Kalau saja aku tidak memakai baju kerja pasti dia juga sudah mengusirku.

Aku katakan padanya, “Baiklah, aku butuh satu atau dua orang untuk membantuku memandikan jasad ini”. Dengan cepat pemuda itu menjawab, “Biarkan aku sendiri yang akan membantumu”
Ketika aku mulai membuka wajah si mayit dan menanggalkan pakainnya satu-persatu, tiba-tiba pemuda itu menangis histeris. Aku lantas menegurnya. Aku katakan padanya,
“Bila engkau tidak sanggup menahan tangis, maka tunggulah di luar, biar orang lain yang membantuku.”
“Tidak wahai syaikh.. Biarkan aku sendiri” jawabnya.
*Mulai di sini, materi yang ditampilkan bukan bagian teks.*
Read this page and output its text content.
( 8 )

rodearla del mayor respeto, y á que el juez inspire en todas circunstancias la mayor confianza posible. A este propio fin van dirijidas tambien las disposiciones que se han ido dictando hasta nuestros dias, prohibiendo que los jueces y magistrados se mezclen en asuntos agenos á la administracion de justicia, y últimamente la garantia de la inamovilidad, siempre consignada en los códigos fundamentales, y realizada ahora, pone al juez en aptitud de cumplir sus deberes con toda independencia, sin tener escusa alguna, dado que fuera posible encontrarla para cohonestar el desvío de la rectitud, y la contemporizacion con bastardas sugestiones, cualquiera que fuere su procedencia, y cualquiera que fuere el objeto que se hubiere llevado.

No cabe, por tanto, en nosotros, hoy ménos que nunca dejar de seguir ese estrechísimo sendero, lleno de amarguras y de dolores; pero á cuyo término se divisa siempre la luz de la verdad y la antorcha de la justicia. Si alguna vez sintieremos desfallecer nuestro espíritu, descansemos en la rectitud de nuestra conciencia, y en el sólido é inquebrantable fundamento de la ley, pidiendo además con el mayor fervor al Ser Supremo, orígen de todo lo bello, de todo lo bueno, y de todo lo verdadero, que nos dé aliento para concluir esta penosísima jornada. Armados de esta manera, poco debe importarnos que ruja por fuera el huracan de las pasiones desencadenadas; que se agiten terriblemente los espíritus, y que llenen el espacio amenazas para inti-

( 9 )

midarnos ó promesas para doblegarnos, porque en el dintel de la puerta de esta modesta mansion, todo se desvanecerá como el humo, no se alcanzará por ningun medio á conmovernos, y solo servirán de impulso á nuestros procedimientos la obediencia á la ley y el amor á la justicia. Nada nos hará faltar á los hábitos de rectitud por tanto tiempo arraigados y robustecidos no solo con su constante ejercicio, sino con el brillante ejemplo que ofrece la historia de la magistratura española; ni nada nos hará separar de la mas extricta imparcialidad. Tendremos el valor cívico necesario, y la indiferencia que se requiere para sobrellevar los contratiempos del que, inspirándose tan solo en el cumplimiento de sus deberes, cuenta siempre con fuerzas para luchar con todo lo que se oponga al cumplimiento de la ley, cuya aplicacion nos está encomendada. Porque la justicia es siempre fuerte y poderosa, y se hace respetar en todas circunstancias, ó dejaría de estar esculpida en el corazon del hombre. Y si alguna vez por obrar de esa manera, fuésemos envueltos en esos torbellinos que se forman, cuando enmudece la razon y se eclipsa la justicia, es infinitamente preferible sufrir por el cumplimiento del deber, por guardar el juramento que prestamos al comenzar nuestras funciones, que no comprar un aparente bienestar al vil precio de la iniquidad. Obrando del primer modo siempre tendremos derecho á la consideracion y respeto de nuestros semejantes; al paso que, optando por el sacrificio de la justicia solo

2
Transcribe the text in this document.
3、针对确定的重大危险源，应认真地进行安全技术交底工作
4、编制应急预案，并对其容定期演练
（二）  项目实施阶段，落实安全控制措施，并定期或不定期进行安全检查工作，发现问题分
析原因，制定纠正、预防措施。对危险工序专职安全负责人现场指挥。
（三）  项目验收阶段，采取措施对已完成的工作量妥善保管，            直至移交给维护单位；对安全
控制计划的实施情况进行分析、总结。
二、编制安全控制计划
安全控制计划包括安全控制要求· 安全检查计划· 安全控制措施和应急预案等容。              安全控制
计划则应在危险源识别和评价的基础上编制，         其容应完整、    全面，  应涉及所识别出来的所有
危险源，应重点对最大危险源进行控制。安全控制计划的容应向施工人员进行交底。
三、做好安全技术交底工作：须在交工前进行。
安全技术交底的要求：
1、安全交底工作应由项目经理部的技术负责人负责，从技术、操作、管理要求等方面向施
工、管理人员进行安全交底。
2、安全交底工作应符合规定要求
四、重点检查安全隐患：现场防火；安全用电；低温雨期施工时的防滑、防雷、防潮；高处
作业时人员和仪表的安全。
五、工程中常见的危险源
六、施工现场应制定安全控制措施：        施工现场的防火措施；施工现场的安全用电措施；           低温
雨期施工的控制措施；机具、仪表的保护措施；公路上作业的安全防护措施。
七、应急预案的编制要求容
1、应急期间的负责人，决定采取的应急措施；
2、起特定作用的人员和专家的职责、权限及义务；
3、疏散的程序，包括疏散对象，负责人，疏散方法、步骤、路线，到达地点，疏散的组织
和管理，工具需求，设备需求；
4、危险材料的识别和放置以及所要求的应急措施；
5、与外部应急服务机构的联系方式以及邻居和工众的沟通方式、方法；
Saat aku menanggalkan pakaian terakhirnya dan mulai menekan perut si mayit untuk mengeluarkan sisa air dan kotoran, tiba-tiba ia menangis sejadi-jadinya.

“Sudah… Kamu keluar saja.” Kataku.
Pemuda itu menimpali, “Tidak.. Biarkan aku sendiri”
Baiklah.. Kalau kau terus begini maka si mayit akan tersiksa dengan tangisanmu.

Selang beberapa lama, rasa penasaran membuatku bertanya: Apakah engkau kerabatnya.?
Pemuda itu menjawab, “Aku adalah saudaranya, bapaknya sekaligus ibunya”.

Aku bertanya lagi, kalau begitu kamu bukan saudaranya..?
Kamu mengusir semua orang padahal kamu bukan siapa-siapa baginya..?
Pemuda itu menjawab, “Aku lebih dari saudara, ibu dan bapaknya”.
Aku semakin merasa aneh. Baiklah aku akan memandikannya terlebih dahulu.

Setelah proses memandikan selesai, pemuda itu motong kapas dan mengambilkan segala keperluan pengafanan untukku. Aku sempatkan untuk bertanya kepadanya, mengapa ia bisa menangis sekeras itu, padahal ia bukan siapa-siapa bagi si mayit.?”

Pemuda itu menjawab, “Wahai syaikh… Apakah engkau pernah mendengar kisah persaudaraan seperti ini..?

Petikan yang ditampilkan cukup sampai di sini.